To outline the GBM Immune–Spatiotemporal Feedback Loop (GBM-ISFL) framework for adaptive immunotherapy in glioblastoma (GBM), addressing the limitations of fixed treatment schedules in a dynamic tumor-immune ecosystem.
Approach:
Conceptual Framework: The GBM-ISFL conceptualizes adaptive immunotherapy as a process involving longitudinal sensing, biologic state inference, phase-matched intervention, and iterative feedback.
Data Utilization: Utilizes single-cell and spatial multi-omics, radiologic assessment, and liquid-biopsy studies to define a four-phase atlas of GBM evolution.
Critical Transition Window: Defines a patient-specific Critical Transition Window that may overlap with the post-radiotherapy interval but should not be treated as a fixed clinical interval.

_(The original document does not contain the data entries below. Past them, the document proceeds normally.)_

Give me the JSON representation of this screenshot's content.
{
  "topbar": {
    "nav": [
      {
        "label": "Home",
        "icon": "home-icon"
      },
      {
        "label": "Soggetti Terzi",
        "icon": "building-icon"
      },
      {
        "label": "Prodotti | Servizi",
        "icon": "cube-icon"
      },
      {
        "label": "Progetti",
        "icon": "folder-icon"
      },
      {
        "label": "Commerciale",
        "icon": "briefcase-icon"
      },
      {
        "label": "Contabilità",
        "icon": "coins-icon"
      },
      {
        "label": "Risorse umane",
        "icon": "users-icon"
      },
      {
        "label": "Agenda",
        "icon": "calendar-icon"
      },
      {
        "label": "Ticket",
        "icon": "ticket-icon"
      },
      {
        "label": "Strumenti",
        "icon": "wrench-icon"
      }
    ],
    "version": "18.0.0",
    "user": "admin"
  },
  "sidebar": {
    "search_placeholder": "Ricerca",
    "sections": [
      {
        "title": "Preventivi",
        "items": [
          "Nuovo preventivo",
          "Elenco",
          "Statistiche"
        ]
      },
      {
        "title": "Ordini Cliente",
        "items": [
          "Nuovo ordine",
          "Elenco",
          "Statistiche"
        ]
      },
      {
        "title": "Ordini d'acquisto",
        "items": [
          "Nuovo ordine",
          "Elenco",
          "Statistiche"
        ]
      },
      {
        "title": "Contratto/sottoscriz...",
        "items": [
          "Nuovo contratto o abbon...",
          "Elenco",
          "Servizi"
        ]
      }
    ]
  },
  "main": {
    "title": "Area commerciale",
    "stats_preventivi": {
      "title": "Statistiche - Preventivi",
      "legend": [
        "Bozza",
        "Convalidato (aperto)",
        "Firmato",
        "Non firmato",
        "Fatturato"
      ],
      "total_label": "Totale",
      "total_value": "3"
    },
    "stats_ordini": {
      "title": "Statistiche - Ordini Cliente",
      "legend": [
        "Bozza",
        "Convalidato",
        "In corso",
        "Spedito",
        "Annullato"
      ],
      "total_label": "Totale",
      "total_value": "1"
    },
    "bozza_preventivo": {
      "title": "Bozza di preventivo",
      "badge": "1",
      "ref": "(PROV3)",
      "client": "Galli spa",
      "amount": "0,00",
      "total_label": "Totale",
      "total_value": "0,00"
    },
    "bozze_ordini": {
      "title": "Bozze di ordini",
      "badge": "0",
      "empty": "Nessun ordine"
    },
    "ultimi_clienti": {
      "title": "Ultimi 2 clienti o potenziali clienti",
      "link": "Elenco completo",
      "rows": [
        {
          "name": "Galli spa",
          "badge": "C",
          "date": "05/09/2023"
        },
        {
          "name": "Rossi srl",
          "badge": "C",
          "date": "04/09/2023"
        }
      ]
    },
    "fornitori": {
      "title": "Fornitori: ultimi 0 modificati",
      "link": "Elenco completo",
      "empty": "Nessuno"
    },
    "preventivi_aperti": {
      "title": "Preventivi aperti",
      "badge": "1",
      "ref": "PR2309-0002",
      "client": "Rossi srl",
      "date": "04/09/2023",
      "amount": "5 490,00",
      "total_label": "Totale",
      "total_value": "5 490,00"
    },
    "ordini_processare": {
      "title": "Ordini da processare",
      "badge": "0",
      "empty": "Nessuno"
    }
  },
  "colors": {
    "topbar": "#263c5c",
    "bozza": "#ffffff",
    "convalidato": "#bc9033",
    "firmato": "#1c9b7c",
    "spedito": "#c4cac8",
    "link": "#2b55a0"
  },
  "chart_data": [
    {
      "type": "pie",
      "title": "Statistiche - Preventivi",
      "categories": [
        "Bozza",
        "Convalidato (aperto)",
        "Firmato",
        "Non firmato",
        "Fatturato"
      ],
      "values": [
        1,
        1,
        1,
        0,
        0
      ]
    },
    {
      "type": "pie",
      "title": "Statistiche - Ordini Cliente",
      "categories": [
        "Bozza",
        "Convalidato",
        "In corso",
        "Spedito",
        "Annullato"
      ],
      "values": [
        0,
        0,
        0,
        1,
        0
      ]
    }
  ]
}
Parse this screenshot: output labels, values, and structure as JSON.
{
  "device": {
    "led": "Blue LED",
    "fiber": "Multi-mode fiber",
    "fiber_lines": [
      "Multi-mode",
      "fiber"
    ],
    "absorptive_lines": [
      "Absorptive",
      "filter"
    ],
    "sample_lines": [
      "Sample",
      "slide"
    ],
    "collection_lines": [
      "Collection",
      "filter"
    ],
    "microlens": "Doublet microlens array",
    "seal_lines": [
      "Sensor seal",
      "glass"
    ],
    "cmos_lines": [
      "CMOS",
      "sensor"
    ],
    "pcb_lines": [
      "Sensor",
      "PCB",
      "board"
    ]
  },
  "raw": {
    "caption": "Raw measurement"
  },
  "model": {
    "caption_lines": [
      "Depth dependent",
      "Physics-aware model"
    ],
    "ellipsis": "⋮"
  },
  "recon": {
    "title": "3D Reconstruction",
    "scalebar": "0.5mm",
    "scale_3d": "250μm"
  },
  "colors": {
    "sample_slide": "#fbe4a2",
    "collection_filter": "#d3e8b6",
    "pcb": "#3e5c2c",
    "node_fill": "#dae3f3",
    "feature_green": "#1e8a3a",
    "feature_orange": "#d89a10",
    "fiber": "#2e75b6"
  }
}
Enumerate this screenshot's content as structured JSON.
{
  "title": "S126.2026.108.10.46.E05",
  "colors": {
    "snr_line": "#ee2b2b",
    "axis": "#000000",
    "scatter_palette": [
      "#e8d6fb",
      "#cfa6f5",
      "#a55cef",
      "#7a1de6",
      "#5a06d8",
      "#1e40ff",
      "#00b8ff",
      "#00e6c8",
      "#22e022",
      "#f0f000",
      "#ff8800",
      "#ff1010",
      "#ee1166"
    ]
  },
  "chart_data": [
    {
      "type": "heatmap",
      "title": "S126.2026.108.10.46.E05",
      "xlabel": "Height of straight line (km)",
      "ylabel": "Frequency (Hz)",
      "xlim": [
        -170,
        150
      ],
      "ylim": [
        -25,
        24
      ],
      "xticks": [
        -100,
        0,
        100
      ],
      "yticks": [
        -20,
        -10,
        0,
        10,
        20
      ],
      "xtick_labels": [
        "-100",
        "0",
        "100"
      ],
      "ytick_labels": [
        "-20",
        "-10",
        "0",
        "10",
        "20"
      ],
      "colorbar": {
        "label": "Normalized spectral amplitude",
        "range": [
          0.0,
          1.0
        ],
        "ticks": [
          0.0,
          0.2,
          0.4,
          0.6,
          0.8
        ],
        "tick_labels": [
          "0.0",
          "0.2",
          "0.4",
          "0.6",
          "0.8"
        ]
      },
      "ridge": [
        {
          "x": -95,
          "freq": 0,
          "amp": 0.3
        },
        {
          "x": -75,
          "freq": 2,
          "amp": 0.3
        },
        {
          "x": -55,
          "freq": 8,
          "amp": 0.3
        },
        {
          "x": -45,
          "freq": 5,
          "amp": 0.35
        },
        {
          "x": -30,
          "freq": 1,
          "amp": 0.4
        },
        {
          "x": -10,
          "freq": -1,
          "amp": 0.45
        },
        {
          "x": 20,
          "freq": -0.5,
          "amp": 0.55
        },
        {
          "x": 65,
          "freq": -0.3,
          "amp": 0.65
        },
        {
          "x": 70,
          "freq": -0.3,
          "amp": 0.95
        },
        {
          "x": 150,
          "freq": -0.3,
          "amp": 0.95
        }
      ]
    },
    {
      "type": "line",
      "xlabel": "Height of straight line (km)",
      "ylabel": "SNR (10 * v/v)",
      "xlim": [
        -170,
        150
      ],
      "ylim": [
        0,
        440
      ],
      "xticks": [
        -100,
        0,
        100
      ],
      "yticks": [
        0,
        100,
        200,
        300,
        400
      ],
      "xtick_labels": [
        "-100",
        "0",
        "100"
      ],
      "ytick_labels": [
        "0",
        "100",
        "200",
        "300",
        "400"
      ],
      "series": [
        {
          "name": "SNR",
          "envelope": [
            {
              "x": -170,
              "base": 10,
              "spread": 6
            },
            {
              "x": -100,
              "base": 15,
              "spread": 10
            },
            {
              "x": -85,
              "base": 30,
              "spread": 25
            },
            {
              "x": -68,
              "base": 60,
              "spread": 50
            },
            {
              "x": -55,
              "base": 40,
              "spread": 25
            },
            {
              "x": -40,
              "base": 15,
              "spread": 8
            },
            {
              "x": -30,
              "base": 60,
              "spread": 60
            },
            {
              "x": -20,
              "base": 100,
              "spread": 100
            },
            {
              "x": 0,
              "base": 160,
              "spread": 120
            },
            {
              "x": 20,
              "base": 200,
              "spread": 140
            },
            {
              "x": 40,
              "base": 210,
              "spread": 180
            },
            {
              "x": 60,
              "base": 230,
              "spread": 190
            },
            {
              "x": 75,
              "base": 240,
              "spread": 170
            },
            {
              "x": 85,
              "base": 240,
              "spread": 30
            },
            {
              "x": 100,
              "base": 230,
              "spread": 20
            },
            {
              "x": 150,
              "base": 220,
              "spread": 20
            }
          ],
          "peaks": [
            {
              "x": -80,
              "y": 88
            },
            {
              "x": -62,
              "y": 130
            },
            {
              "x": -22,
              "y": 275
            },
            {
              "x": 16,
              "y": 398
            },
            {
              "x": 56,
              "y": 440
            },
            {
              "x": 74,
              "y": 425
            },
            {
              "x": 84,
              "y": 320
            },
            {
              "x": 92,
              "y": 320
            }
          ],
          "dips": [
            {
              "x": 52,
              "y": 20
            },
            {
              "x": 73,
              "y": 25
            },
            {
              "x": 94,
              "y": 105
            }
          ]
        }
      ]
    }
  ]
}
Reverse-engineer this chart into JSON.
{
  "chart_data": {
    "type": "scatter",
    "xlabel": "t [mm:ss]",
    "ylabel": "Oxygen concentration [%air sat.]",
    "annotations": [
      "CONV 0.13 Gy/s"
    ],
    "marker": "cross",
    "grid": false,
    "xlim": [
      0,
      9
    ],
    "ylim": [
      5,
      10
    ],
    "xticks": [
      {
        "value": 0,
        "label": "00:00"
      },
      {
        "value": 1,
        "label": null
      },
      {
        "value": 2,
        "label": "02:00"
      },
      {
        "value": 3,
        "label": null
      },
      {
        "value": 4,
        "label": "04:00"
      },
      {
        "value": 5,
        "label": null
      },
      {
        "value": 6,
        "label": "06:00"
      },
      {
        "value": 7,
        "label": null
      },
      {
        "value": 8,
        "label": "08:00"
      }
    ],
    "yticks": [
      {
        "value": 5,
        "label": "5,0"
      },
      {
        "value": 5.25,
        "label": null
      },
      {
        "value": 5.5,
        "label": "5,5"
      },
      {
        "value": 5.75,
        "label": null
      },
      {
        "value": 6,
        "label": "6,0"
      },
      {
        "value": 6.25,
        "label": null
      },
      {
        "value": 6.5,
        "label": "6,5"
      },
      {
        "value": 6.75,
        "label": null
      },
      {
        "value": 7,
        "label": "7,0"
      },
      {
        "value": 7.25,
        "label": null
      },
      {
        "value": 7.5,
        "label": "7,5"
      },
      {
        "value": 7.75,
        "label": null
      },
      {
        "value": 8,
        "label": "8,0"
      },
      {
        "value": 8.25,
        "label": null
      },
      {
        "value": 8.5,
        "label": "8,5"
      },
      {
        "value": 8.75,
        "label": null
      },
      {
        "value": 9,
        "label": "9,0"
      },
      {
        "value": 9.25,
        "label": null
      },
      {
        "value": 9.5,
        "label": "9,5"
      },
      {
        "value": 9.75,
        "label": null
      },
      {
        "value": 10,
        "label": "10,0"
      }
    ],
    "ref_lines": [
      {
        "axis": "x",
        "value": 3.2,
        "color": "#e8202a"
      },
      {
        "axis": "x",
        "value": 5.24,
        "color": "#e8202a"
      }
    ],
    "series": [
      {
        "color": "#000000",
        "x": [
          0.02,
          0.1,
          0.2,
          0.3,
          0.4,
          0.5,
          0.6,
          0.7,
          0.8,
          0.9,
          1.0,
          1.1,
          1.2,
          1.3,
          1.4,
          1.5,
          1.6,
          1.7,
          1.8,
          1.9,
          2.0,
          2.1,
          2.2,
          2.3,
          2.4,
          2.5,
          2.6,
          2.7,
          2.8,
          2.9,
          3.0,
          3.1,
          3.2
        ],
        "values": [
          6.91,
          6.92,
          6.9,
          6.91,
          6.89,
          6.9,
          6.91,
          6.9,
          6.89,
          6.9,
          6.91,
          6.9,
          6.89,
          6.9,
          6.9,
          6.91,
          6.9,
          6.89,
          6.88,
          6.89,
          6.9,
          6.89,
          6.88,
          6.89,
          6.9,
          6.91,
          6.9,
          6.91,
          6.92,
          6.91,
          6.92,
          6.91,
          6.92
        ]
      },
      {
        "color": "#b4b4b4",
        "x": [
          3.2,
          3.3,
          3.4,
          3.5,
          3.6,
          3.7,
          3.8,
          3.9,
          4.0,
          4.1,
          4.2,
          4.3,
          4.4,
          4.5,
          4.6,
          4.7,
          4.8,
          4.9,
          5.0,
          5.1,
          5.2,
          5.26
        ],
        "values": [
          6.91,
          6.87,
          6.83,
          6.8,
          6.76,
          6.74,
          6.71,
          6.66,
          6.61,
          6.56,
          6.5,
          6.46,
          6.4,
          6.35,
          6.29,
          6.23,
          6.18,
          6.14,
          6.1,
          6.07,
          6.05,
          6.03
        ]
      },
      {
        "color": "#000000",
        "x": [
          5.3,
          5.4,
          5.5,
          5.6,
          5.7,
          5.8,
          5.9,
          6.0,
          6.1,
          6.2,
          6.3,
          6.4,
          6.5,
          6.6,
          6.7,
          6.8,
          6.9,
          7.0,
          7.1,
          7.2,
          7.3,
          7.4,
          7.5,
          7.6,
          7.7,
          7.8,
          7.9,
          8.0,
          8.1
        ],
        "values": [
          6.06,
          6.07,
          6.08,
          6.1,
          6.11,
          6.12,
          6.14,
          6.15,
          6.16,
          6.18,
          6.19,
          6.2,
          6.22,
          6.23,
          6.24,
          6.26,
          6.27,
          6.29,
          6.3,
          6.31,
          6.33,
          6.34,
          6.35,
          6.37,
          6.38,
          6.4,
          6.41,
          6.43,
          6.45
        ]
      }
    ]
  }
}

AI Integration: Proposes the use of spatiotemporal graph neural networks (STGNNs) for noninvasive inference of tumor-immune states from multimodal data.
Key Findings:
Immunotherapy has shown limited survival benefit in GBM due to a combination of modest drug activity and an evolving tumor-immune ecosystem.
The GBM tumor microenvironment is dynamic, influenced by treatment and biological factors, necessitating a timing-sensitive approach to therapy.
A Critical Transition Window exists during which therapeutic interventions may be more effective, but it is patient-specific and not strictly defined by calendar time.
Interpretation:
The GBM-ISFL framework offers a testable hypothesis for adaptive immunotherapy in GBM, emphasizing biologic phase over fixed treatment schedules.
Limitations:
The GBM-ISFL is a hypothesis-generating framework and not a validated clinical algorithm.
The observability gap between necessary tumor-immune dynamics and measurable signals remains a challenge.
Conclusion:
The framework aims to support adaptive, state-informed, and clinically governed precision interventions in GBM immunotherapy.